In my initial pass, I used malloc() to create room for the first byte/bytes and then subsequently realloc() whenever I needed to append another byte/handful of bytes...it works, but it feels like this approach will needlessly hammer away at the OS and likely result in shifting bytes around in memory over and over.
So I made a second pass, which determines how long the result_string will be after an individual unit of the transformation (illustrated above with the FOO and BAR cases) and picks a 'preferred allocation size', e.g. 256 bytes. For example, if result_extent is 250 bytes and I'm in the FOO case, I know I need to grow the memory 12 bytes (newline, tab and 10 bytes from the input string) -- rather than reallocating 260 bytes of memory, I'd reach for 512 bytes, hedging my bet that I'm likely going to continue to add more data (and thus I can save myself a few calls into realloc).
On to my question: is this latter thinking sound or is it premature optimization that the compiler/OS is probably already taking care of for me? Other than not wasting memory space, is there an advantage to reallocating memory by a couple bytes, as needed?
I have some rough ideas of what I might expect during a single conversion instance, e.g. a worse case scenario might be a 2MB input string with a couple hundred bytes of markup that will result in 50-100 bytes of data to be added to the result string, per markup instance (so, say 200 reallocs stretching the string by 50-100 bytes with another 100 reallocations caused by simply copying data from the input string into the result string, aside from the markup).
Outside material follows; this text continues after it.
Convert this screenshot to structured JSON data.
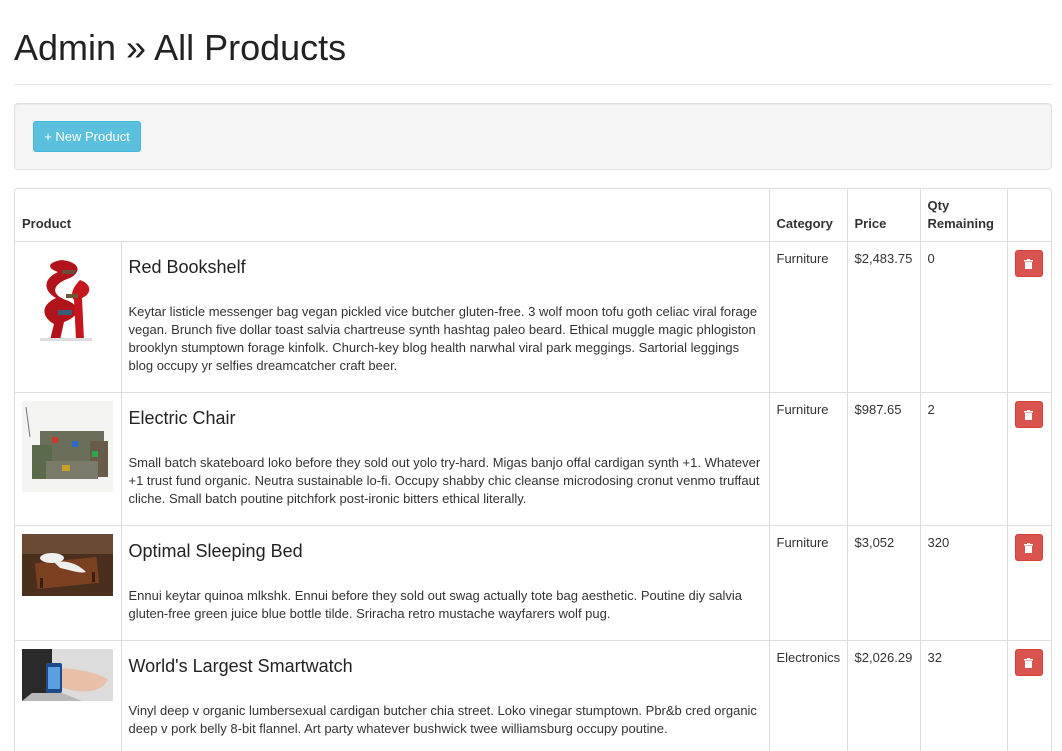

Any thoughts on the subject would be appreciated. thanks
As you might know, realloc can move your data at each call. This results in an additional copy. In cases like this, I think it is much better to allocate a large buffer that will most probably be sufficient for the operation (an upper bound). In the end, you can allocate the exact amount for the result and do a final copy/free. This is better and is not premature optimization at all. IMO using realloc might be considered premature optimization in this case.